Grasping group theory basics paves the way for deeper mathematical exploration and problem-solving in homogeneous environments.

Subgroups

A **subgroup** is a group contained within a larger group that maintains the structure and properties of a group itself. For a subset \( H \) of a group \( G \) to be considered a subgroup, it must satisfy the four group properties: closure, associativity, identity, and inverses.
When analyzing subgroups, there are significant types to consider:

• Normal Subgroups: These are subgroups \( N \subset G \) where every left coset aN is also a right coset Na.
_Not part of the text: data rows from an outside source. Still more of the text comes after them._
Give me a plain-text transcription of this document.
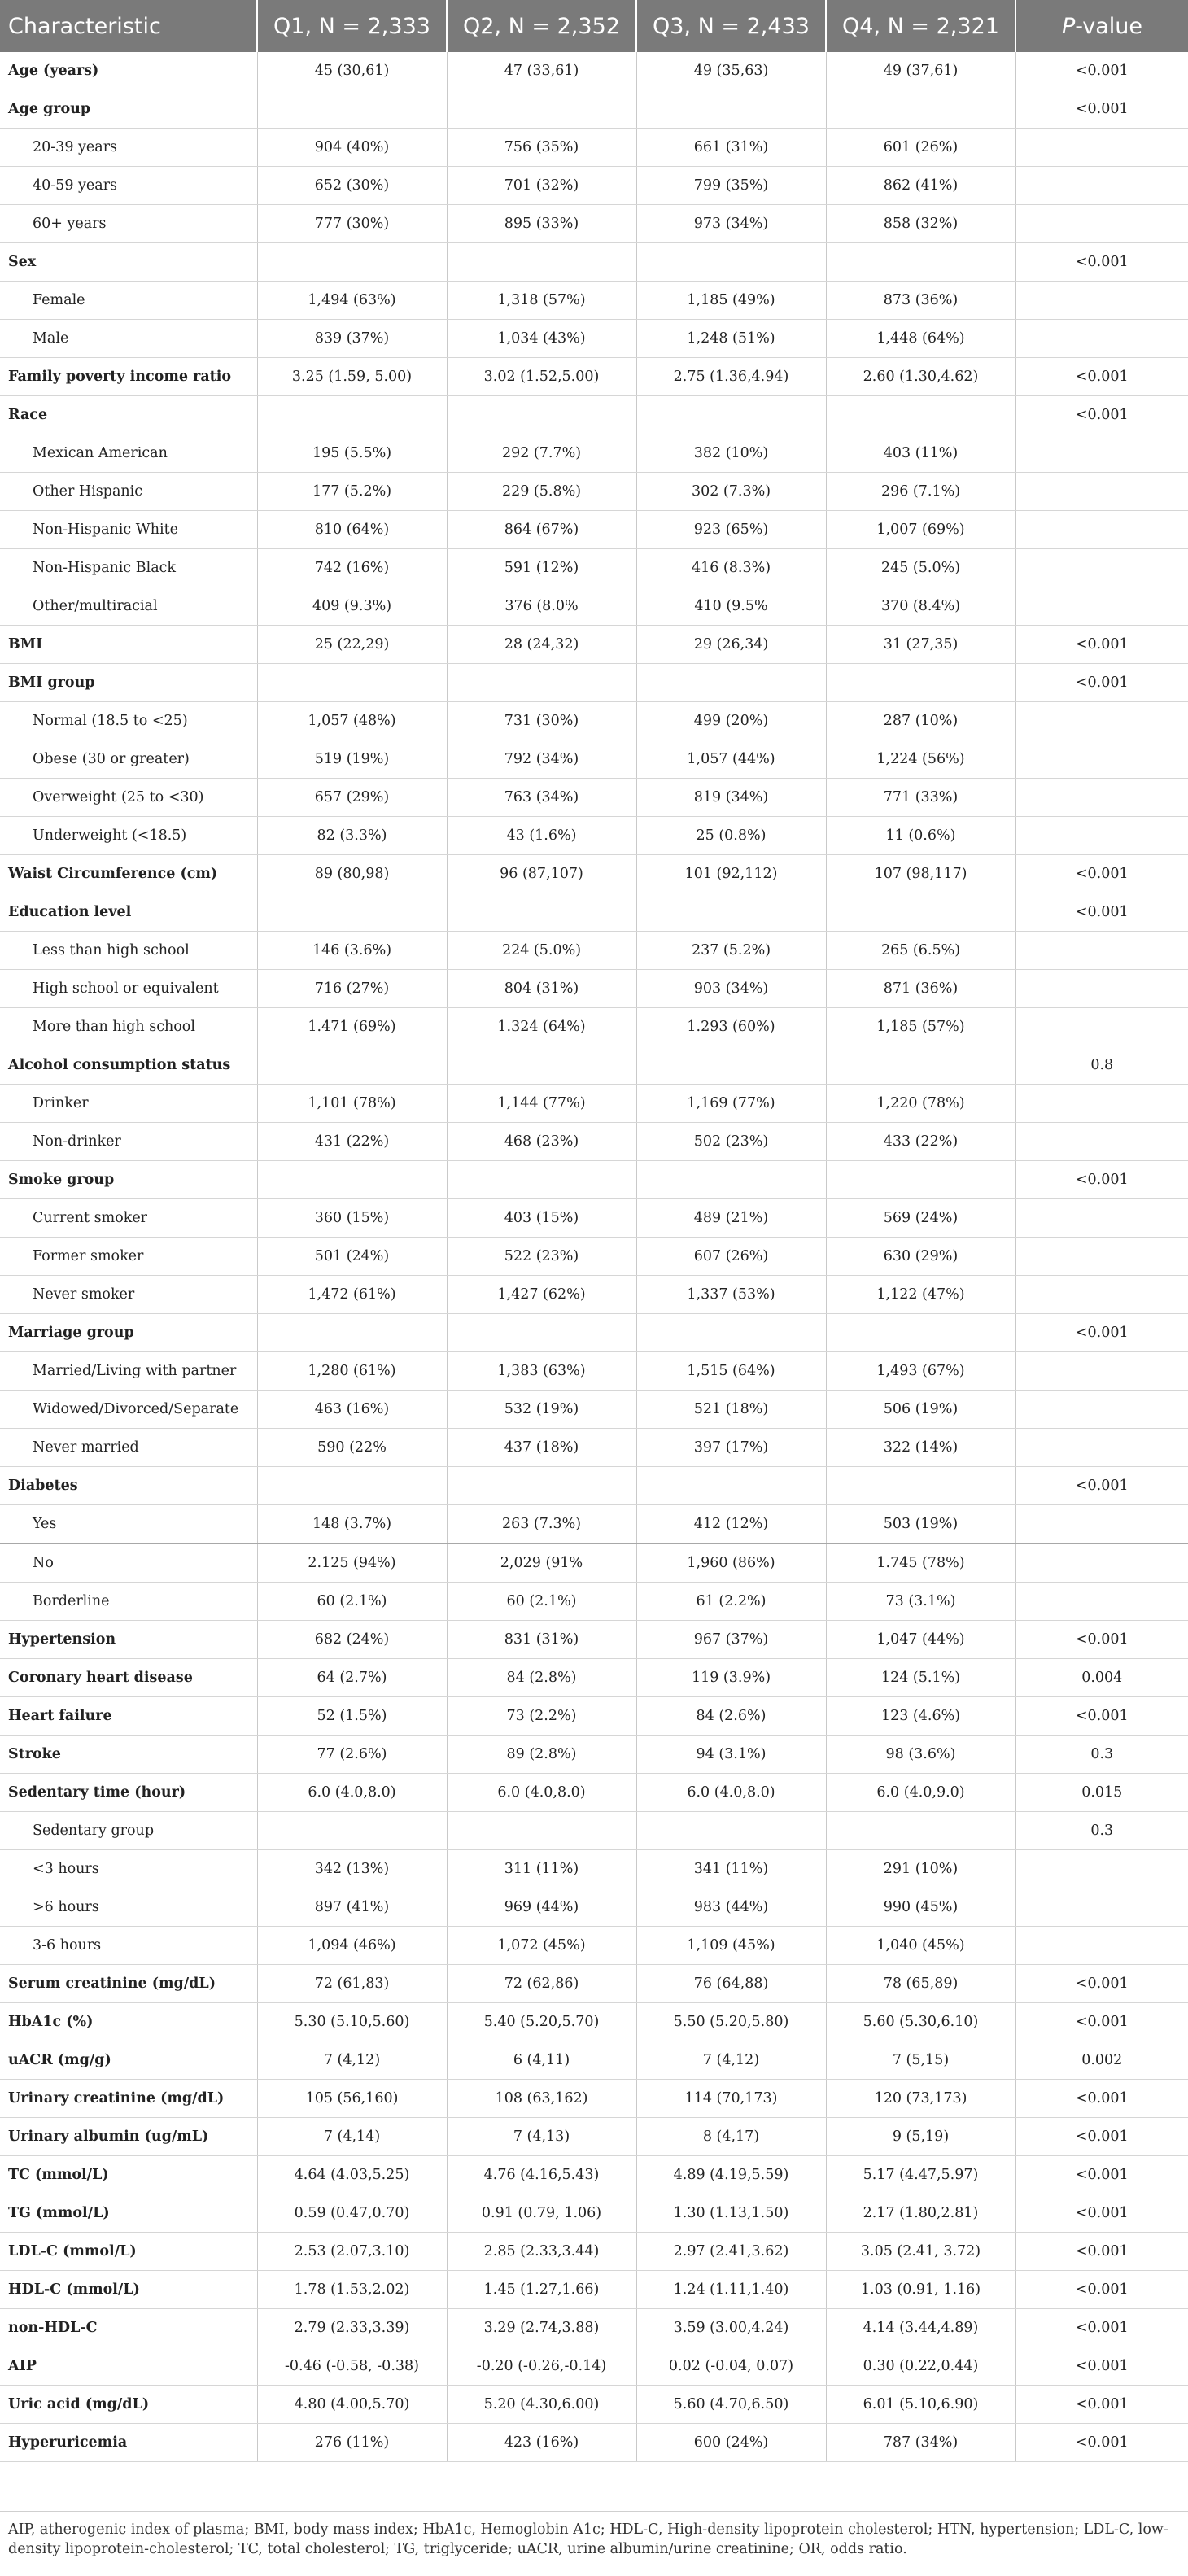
Characteristic	Q1, N = 2,333	Q2, N = 2,352	Q3, N = 2,433	Q4, N = 2,321	P-value
Age (years)	45 (30,61)	47 (33,61)	49 (35,63)	49 (37,61)	<0.001
Age group					<0.001
20-39 years	904 (40%)	756 (35%)	661 (31%)	601 (26%)	
40-59 years	652 (30%)	701 (32%)	799 (35%)	862 (41%)	
60+ years	777 (30%)	895 (33%)	973 (34%)	858 (32%)	
Sex					<0.001
Female	1,494 (63%)	1,318 (57%)	1,185 (49%)	873 (36%)	
Male	839 (37%)	1,034 (43%)	1,248 (51%)	1,448 (64%)	
Family poverty income ratio	3.25 (1.59, 5.00)	3.02 (1.52,5.00)	2.75 (1.36,4.94)	2.60 (1.30,4.62)	<0.001
Race					<0.001
Mexican American	195 (5.5%)	292 (7.7%)	382 (10%)	403 (11%)	
Other Hispanic	177 (5.2%)	229 (5.8%)	302 (7.3%)	296 (7.1%)	
Non-Hispanic White	810 (64%)	864 (67%)	923 (65%)	1,007 (69%)	
Non-Hispanic Black	742 (16%)	591 (12%)	416 (8.3%)	245 (5.0%)	
Other/multiracial	409 (9.3%)	376 (8.0%	410 (9.5%	370 (8.4%)	
BMI	25 (22,29)	28 (24,32)	29 (26,34)	31 (27,35)	<0.001
BMI group					<0.001
Normal (18.5 to <25)	1,057 (48%)	731 (30%)	499 (20%)	287 (10%)	
Obese (30 or greater)	519 (19%)	792 (34%)	1,057 (44%)	1,224 (56%)	
Overweight (25 to <30)	657 (29%)	763 (34%)	819 (34%)	771 (33%)	
Underweight (<18.5)	82 (3.3%)	43 (1.6%)	25 (0.8%)	11 (0.6%)	
Waist Circumference (cm)	89 (80,98)	96 (87,107)	101 (92,112)	107 (98,117)	<0.001
Education level					<0.001
Less than high school	146 (3.6%)	224 (5.0%)	237 (5.2%)	265 (6.5%)	
High school or equivalent	716 (27%)	804 (31%)	903 (34%)	871 (36%)	
More than high school	1.471 (69%)	1.324 (64%)	1.293 (60%)	1,185 (57%)	
Alcohol consumption status					0.8
Drinker	1,101 (78%)	1,144 (77%)	1,169 (77%)	1,220 (78%)	
Non-drinker	431 (22%)	468 (23%)	502 (23%)	433 (22%)	
Smoke group					<0.001
Current smoker	360 (15%)	403 (15%)	489 (21%)	569 (24%)	
Former smoker	501 (24%)	522 (23%)	607 (26%)	630 (29%)	
Never smoker	1,472 (61%)	1,427 (62%)	1,337 (53%)	1,122 (47%)	
Marriage group					<0.001
Married/Living with partner	1,280 (61%)	1,383 (63%)	1,515 (64%)	1,493 (67%)	
Widowed/Divorced/Separate	463 (16%)	532 (19%)	521 (18%)	506 (19%)	
Never married	590 (22%	437 (18%)	397 (17%)	322 (14%)	
Diabetes					<0.001
Yes	148 (3.7%)	263 (7.3%)	412 (12%)	503 (19%)	
No	2.125 (94%)	2,029 (91%	1,960 (86%)	1.745 (78%)	
Borderline	60 (2.1%)	60 (2.1%)	61 (2.2%)	73 (3.1%)	
Hypertension	682 (24%)	831 (31%)	967 (37%)	1,047 (44%)	<0.001
Coronary heart disease	64 (2.7%)	84 (2.8%)	119 (3.9%)	124 (5.1%)	0.004
Heart failure	52 (1.5%)	73 (2.2%)	84 (2.6%)	123 (4.6%)	<0.001
Stroke	77 (2.6%)	89 (2.8%)	94 (3.1%)	98 (3.6%)	0.3
Sedentary time (hour)	6.0 (4.0,8.0)	6.0 (4.0,8.0)	6.0 (4.0,8.0)	6.0 (4.0,9.0)	0.015
Sedentary group					0.3
<3 hours	342 (13%)	311 (11%)	341 (11%)	291 (10%)	
>6 hours	897 (41%)	969 (44%)	983 (44%)	990 (45%)	
3-6 hours	1,094 (46%)	1,072 (45%)	1,109 (45%)	1,040 (45%)	
Serum creatinine (mg/dL)	72 (61,83)	72 (62,86)	76 (64,88)	78 (65,89)	<0.001
HbA1c (%)	5.30 (5.10,5.60)	5.40 (5.20,5.70)	5.50 (5.20,5.80)	5.60 (5.30,6.10)	<0.001
uACR (mg/g)	7 (4,12)	6 (4,11)	7 (4,12)	7 (5,15)	0.002
Urinary creatinine (mg/dL)	105 (56,160)	108 (63,162)	114 (70,173)	120 (73,173)	<0.001
Urinary albumin (ug/mL)	7 (4,14)	7 (4,13)	8 (4,17)	9 (5,19)	<0.001
TC (mmol/L)	4.64 (4.03,5.25)	4.76 (4.16,5.43)	4.89 (4.19,5.59)	5.17 (4.47,5.97)	<0.001
TG (mmol/L)	0.59 (0.47,0.70)	0.91 (0.79, 1.06)	1.30 (1.13,1.50)	2.17 (1.80,2.81)	<0.001
LDL-C (mmol/L)	2.53 (2.07,3.10)	2.85 (2.33,3.44)	2.97 (2.41,3.62)	3.05 (2.41, 3.72)	<0.001
HDL-C (mmol/L)	1.78 (1.53,2.02)	1.45 (1.27,1.66)	1.24 (1.11,1.40)	1.03 (0.91, 1.16)	<0.001
non-HDL-C	2.79 (2.33,3.39)	3.29 (2.74,3.88)	3.59 (3.00,4.24)	4.14 (3.44,4.89)	<0.001
AIP	-0.46 (-0.58, -0.38)	-0.20 (-0.26,-0.14)	0.02 (-0.04, 0.07)	0.30 (0.22,0.44)	<0.001
Uric acid (mg/dL)	4.80 (4.00,5.70)	5.20 (4.30,6.00)	5.60 (4.70,6.50)	6.01 (5.10,6.90)	<0.001
Hyperuricemia	276 (11%)	423 (16%)	600 (24%)	787 (34%)	<0.001
AIP, atherogenic index of plasma; BMI, body mass index; HbA1c, Hemoglobin A1c; HDL-C, High-density lipoprotein cholesterol; HTN, hypertension; LDL-C, low-density lipoprotein-cholesterol; TC, total cholesterol; TG, triglyceride; uACR, urine albumin/urine creatinine; OR, odds ratio.
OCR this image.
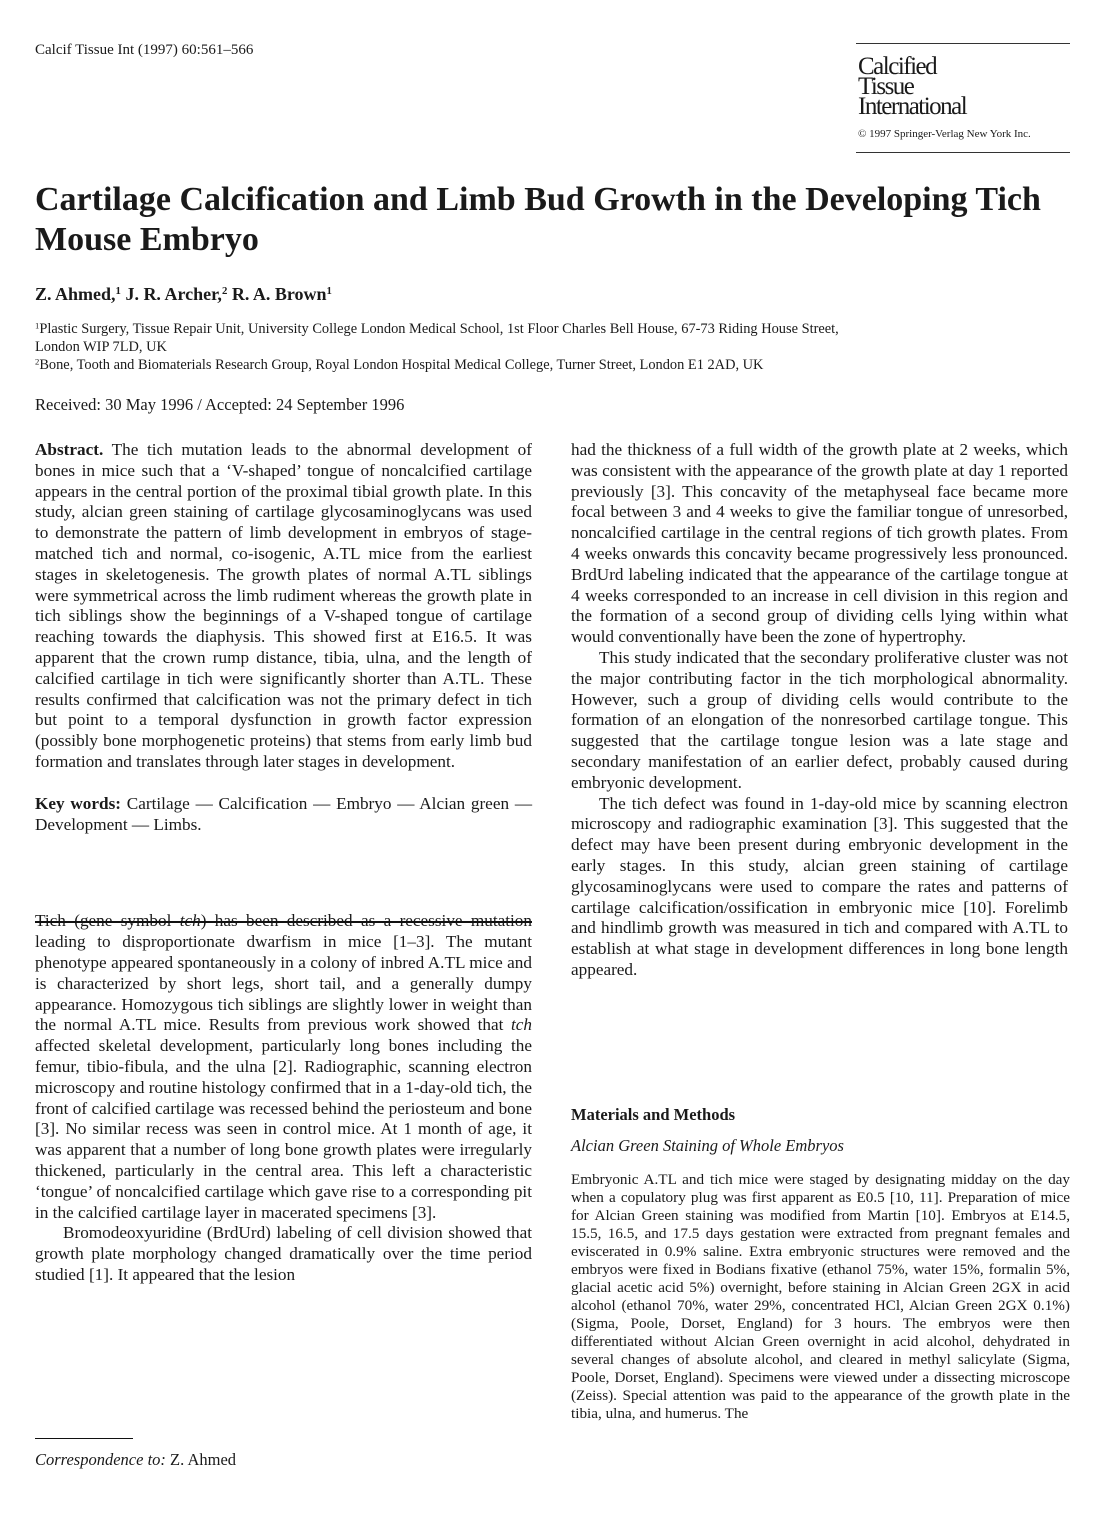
Calcif Tissue Int (1997) 60:561–566
Calcified
Tissue
International
© 1997 Springer-Verlag New York Inc.
Cartilage Calcification and Limb Bud Growth in the Developing Tich Mouse Embryo
Z. Ahmed,$^1$ J. R. Archer,$^2$ R. A. Brown$^1$
$^1$Plastic Surgery, Tissue Repair Unit, University College London Medical School, 1st Floor Charles Bell House, 67-73 Riding House Street,
London WIP 7LD, UK
$^2$Bone, Tooth and Biomaterials Research Group, Royal London Hospital Medical College, Turner Street, London E1 2AD, UK
Received: 30 May 1996 / Accepted: 24 September 1996

Abstract. The tich mutation leads to the abnormal development of bones in mice such that a ‘V-shaped’ tongue of noncalcified cartilage appears in the central portion of the proximal tibial growth plate. In this study, alcian green staining of cartilage glycosaminoglycans was used to demonstrate the pattern of limb development in embryos of stage-matched tich and normal, co-isogenic, A.TL mice from the earliest stages in skeletogenesis. The growth plates of normal A.TL siblings were symmetrical across the limb rudiment whereas the growth plate in tich siblings show the beginnings of a V-shaped tongue of cartilage reaching towards the diaphysis. This showed first at E16.5. It was apparent that the crown rump distance, tibia, ulna, and the length of calcified cartilage in tich were significantly shorter than A.TL. These results confirmed that calcification was not the primary defect in tich but point to a temporal dysfunction in growth factor expression (possibly bone morphogenetic proteins) that stems from early limb bud formation and translates through later stages in development.

Key words: Cartilage — Calcification — Embryo — Alcian green — Development — Limbs.

Tich (gene symbol tch) has been described as a recessive mutation leading to disproportionate dwarfism in mice [1–3]. The mutant phenotype appeared spontaneously in a colony of inbred A.TL mice and is characterized by short legs, short tail, and a generally dumpy appearance. Homozygous tich siblings are slightly lower in weight than the normal A.TL mice. Results from previous work showed that tch affected skeletal development, particularly long bones including the femur, tibio-fibula, and the ulna [2]. Radiographic, scanning electron microscopy and routine histology confirmed that in a 1-day-old tich, the front of calcified cartilage was recessed behind the periosteum and bone [3]. No similar recess was seen in control mice. At 1 month of age, it was apparent that a number of long bone growth plates were irregularly thickened, particularly in the central area. This left a characteristic ‘tongue’ of noncalcified cartilage which gave rise to a corresponding pit in the calcified cartilage layer in macerated specimens [3].

Bromodeoxyuridine (BrdUrd) labeling of cell division showed that growth plate morphology changed dramatically over the time period studied [1]. It appeared that the lesion

Correspondence to: Z. Ahmed

had the thickness of a full width of the growth plate at 2 weeks, which was consistent with the appearance of the growth plate at day 1 reported previously [3]. This concavity of the metaphyseal face became more focal between 3 and 4 weeks to give the familiar tongue of unresorbed, noncalcified cartilage in the central regions of tich growth plates. From 4 weeks onwards this concavity became progressively less pronounced. BrdUrd labeling indicated that the appearance of the cartilage tongue at 4 weeks corresponded to an increase in cell division in this region and the formation of a second group of dividing cells lying within what would conventionally have been the zone of hypertrophy.

This study indicated that the secondary proliferative cluster was not the major contributing factor in the tich morphological abnormality. However, such a group of dividing cells would contribute to the formation of an elongation of the nonresorbed cartilage tongue. This suggested that the cartilage tongue lesion was a late stage and secondary manifestation of an earlier defect, probably caused during embryonic development.

The tich defect was found in 1-day-old mice by scanning electron microscopy and radiographic examination [3]. This suggested that the defect may have been present during embryonic development in the early stages. In this study, alcian green staining of cartilage glycosaminoglycans were used to compare the rates and patterns of cartilage calcification/ossification in embryonic mice [10]. Forelimb and hindlimb growth was measured in tich and compared with A.TL to establish at what stage in development differences in long bone length appeared.

Materials and Methods
Alcian Green Staining of Whole Embryos

Embryonic A.TL and tich mice were staged by designating midday on the day when a copulatory plug was first apparent as E0.5 [10, 11]. Preparation of mice for Alcian Green staining was modified from Martin [10]. Embryos at E14.5, 15.5, 16.5, and 17.5 days gestation were extracted from pregnant females and eviscerated in 0.9% saline. Extra embryonic structures were removed and the embryos were fixed in Bodians fixative (ethanol 75%, water 15%, formalin 5%, glacial acetic acid 5%) overnight, before staining in Alcian Green 2GX in acid alcohol (ethanol 70%, water 29%, concentrated HCl, Alcian Green 2GX 0.1%) (Sigma, Poole, Dorset, England) for 3 hours. The embryos were then differentiated without Alcian Green overnight in acid alcohol, dehydrated in several changes of absolute alcohol, and cleared in methyl salicylate (Sigma, Poole, Dorset, England). Specimens were viewed under a dissecting microscope (Zeiss). Special attention was paid to the appearance of the growth plate in the tibia, ulna, and humerus. The
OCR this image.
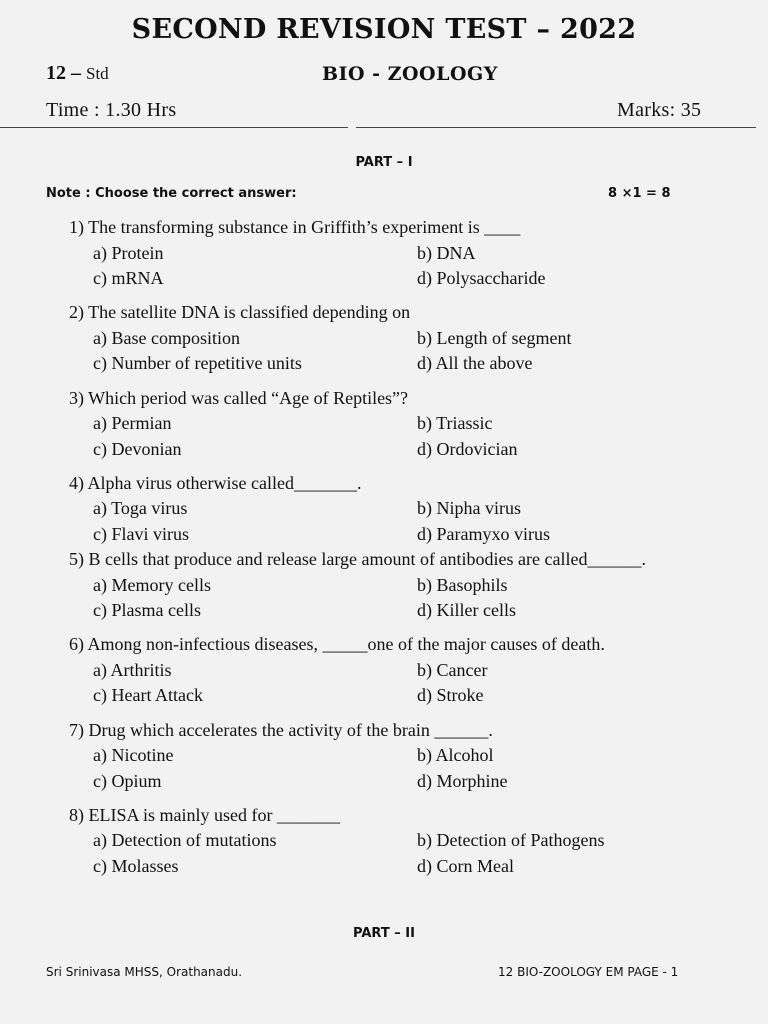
SECOND REVISION TEST – 2022
12 – Std	BIO - ZOOLOGY
Time : 1.30 Hrs	Marks: 35
PART – I
Note : Choose the correct answer:	8 ×1 = 8
1) The transforming substance in Griffith’s experiment is ____
a) Protein	b) DNA
c) mRNA	d) Polysaccharide
2) The satellite DNA is classified depending on
a) Base composition	b) Length of segment
c) Number of repetitive units	d) All the above
3) Which period was called “Age of Reptiles”?
a) Permian	b) Triassic
c) Devonian	d) Ordovician
4) Alpha virus otherwise called_______.
a) Toga virus	b) Nipha virus
c) Flavi virus	d) Paramyxo virus
5) B cells that produce and release large amount of antibodies are called______.
a) Memory cells	b) Basophils
c) Plasma cells	d) Killer cells
6) Among non-infectious diseases, _____one of the major causes of death.
a) Arthritis	b) Cancer
c) Heart Attack	d) Stroke
7) Drug which accelerates the activity of the brain ______.
a) Nicotine	b) Alcohol
c) Opium	d) Morphine
8) ELISA is mainly used for _______
a) Detection of mutations	b) Detection of Pathogens
c) Molasses	d) Corn Meal
PART – II
Sri Srinivasa MHSS, Orathanadu.	12 BIO-ZOOLOGY EM PAGE - 1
Normal subgroups are crucial for creating quotient groups.
• Proper Subgroups: These are subgroups \( H \) that are strictly smaller than \( G \) (i.e., \( H eq G \)).
• Trivial Subgroup: This subgroup contains only the identity element.

Identifying subgroups helps understand the symmetry and structure within a group. They are fundamental in decomposing complicated groups into simpler components, aiding in analysis and solution strategies.